In general, the applications of the Gärtner–Ellis theorem for random time-changed processes are quite standard. However, in order to obtain noncentral moderate deviation results as the ones in this paper, it is important to have a random time-change with a slowing effect as happens here with the inverse of the stable subordinator; in this way we have normalized processes that tend to zero (as happens for $\frac{{N_{{\nu _{1}},{\lambda _{1}}}}(t)-{N_{{\nu _{2}},{\lambda _{2}}}}(t)}{t}$ and $\frac{{S_{\underline{\lambda }}}({L_{\nu }}(t))}{t}$ here).

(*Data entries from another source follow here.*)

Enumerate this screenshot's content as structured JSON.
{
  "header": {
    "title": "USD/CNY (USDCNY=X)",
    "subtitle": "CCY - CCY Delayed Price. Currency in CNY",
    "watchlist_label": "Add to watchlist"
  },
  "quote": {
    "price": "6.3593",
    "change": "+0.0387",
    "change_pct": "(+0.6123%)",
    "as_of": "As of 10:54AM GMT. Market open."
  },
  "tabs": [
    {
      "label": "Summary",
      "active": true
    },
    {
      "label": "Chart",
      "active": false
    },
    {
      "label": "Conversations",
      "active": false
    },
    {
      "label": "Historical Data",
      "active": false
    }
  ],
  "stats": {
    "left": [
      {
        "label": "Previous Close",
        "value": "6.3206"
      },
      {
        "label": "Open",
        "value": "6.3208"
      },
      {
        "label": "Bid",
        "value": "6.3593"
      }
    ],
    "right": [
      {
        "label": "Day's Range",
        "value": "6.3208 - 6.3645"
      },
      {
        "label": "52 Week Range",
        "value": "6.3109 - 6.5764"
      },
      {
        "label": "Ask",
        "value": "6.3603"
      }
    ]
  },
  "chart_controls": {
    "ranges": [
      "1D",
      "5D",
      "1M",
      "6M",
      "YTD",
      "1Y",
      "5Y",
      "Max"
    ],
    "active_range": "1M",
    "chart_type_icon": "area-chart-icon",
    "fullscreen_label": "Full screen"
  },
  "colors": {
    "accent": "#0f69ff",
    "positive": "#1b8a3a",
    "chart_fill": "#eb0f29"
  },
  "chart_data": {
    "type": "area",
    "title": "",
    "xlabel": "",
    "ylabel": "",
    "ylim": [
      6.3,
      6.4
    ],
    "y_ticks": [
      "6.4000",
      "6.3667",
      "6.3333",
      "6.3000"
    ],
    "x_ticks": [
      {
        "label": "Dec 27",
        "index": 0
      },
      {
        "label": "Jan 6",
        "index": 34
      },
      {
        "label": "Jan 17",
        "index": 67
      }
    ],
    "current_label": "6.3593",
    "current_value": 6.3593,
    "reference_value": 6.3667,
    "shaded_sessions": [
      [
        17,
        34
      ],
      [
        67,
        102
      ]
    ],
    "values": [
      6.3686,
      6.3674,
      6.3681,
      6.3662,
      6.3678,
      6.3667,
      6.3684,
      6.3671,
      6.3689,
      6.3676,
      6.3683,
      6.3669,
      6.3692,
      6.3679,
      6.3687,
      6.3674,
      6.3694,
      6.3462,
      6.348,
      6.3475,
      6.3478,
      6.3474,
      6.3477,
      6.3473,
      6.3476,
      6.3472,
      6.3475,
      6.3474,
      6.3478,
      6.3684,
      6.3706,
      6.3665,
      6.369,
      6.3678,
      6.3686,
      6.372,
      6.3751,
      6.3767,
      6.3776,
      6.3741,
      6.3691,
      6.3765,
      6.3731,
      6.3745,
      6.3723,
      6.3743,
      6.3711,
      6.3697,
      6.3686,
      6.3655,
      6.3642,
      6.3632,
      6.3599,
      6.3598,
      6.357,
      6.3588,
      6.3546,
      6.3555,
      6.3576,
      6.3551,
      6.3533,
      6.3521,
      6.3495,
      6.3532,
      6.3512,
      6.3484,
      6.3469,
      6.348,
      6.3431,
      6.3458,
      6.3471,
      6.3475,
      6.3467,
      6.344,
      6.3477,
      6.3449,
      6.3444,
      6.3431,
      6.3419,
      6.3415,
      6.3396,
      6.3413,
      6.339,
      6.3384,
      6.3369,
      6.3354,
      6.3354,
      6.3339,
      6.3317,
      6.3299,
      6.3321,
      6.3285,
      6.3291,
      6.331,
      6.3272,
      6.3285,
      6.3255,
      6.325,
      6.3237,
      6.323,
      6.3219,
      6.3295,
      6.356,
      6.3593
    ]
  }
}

In future work one could consider more general models with (independent) random time-changes in terms of an inverse of a general subordinator (see, e.g., the recent reference [15]) with the same slowing effect.
The results in this work (and in [3]) concern one-dimensional cases. It could be nice to obtain sample-path versions of these results. One could try to combine the sample-path results for light-tailed Lévy processes in [9] (which can be applied to nonfractional Skellam processes) with possible sample-path results for the inverse of the stable subordinator; unfortunately the derivation of sample-path results for the inverse of the stable subordinator seems to be a difficult task.

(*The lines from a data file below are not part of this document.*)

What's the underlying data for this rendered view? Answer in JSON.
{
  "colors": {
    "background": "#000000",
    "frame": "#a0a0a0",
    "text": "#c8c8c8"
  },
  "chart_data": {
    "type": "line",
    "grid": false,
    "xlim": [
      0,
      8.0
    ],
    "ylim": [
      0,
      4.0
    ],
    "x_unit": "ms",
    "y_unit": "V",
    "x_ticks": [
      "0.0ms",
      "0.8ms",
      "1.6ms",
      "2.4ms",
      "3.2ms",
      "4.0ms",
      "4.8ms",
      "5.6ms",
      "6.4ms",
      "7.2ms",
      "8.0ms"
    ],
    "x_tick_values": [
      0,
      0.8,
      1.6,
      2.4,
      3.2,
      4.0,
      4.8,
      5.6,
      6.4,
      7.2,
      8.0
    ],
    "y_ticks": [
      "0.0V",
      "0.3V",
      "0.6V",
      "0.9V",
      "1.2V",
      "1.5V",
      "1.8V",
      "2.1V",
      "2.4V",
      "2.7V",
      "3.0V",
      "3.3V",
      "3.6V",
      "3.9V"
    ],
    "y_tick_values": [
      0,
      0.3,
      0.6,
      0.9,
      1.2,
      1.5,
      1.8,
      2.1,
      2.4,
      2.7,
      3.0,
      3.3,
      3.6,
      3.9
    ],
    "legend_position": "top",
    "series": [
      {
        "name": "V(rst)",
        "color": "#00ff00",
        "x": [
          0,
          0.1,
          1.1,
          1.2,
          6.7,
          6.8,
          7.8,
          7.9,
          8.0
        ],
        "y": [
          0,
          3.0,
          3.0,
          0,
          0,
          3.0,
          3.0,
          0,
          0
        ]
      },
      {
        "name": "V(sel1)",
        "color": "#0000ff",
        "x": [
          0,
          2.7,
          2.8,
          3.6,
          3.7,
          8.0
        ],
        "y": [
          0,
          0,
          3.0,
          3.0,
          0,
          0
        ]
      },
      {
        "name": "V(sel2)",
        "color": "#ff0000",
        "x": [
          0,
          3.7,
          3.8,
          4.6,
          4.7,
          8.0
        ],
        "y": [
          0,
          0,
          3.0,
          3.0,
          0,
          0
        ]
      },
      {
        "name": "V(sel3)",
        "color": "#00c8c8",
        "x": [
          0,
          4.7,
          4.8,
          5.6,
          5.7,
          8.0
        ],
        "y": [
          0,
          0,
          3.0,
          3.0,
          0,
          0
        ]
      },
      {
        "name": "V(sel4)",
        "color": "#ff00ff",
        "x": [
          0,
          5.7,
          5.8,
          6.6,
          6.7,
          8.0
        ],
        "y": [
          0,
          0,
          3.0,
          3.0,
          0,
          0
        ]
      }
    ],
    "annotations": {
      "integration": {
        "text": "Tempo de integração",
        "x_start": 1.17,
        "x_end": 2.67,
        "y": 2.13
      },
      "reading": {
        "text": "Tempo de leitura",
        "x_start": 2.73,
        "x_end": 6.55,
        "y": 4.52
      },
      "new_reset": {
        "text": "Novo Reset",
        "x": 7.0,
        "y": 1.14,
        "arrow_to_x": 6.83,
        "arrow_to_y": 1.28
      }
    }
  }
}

We conclude with a discussion on the connection between the scaling exponents of the normalizing factors for the moderate deviations of the fractional Skellam processes, and the concept of long-range dependence (LRD). We recall (see, e.g., Definition 2.1 in [16]) that a nonstationary stochastic process $\{X(t):t\ge 0\}$ has the long-range dependence if we have the following property for the correlation coefficient:
\[ \frac{\mathrm{Cov}(X(t),X(s))}{\sqrt{\mathrm{Var}[X(t)]\mathrm{Var}[X(s)]}}\sim c(s){t^{-h}}\hspace{1em}(\text{as}\hspace{2.5pt}t\to \infty ),\]

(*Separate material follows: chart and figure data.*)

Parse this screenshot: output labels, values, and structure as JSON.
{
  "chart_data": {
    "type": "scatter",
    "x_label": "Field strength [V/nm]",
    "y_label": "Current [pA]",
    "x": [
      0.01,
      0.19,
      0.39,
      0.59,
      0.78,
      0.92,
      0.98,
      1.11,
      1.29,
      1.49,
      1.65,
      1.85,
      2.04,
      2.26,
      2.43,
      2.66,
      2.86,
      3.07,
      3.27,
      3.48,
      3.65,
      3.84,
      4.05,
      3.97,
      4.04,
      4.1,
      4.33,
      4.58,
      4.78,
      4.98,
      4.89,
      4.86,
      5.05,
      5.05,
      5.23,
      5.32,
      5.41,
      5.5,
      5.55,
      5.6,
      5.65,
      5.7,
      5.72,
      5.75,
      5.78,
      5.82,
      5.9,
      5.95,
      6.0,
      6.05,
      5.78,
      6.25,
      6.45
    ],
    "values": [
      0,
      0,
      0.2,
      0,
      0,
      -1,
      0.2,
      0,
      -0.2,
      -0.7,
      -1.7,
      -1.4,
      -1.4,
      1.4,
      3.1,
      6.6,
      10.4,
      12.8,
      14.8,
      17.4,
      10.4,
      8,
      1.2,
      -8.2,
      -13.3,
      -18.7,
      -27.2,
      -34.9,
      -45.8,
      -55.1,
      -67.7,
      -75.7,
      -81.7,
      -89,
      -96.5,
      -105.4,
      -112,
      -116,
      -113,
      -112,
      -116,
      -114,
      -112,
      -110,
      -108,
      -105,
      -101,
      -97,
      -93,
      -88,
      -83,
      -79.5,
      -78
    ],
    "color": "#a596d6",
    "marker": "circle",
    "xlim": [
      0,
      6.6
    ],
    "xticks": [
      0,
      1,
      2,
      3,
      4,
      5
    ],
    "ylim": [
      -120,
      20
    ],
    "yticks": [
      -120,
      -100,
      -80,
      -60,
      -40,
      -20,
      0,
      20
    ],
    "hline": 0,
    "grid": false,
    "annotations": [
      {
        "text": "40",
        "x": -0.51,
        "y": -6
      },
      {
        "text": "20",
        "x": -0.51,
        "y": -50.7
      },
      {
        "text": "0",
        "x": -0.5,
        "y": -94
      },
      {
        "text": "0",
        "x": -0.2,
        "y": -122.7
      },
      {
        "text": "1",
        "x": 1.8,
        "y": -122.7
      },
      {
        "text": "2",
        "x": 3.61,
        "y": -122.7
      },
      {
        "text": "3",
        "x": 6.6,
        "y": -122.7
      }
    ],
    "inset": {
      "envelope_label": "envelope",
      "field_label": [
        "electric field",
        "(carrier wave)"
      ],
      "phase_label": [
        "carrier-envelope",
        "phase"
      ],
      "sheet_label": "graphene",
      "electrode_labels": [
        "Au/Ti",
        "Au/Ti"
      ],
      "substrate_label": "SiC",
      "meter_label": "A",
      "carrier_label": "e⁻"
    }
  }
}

for some $c(s)\gt 0$ and $h\in (0,1)$. Then we have the following statements on the scaling exponents ${\alpha _{1}}(\nu )$ in (7) and ${\alpha _{2}}(\nu )$ in (10).-
• For the fractional Skellam process of type 1 with ${\nu _{1}}={\nu _{2}}=\nu $ for some $\nu \in (0,1)$, we have the LRD for $\{{Y_{\nu ,\underline{\lambda }}}(t):t\ge 0\}$ with $h=1-{\alpha _{1}}(\nu )=\nu $ (this is a consequence of eqs. (19) and (20) and Remark 2 in [16], and some computations).
-
• For the fractional Skellam process of type 2 we have the LRD for $\{{Z_{\nu ,\underline{\lambda }}}(t):t\ge 0\}$ with\[ h=1-{\alpha _{2}}(\nu )=\left\{\begin{array}{l@{\hskip10.0pt}l}\nu /2,& \hspace{2.5pt}\text{if}\hspace{2.5pt}{\lambda _{1}}={\lambda _{2}},\\ {} \nu ,& \hspace{2.5pt}\text{if}\hspace{2.5pt}{\lambda _{1}}\ne {\lambda _{2}}\end{array}\right.\](this is a consequence of eqs. (2.11)–(2.16) in [17] with $k=1$, and some computations).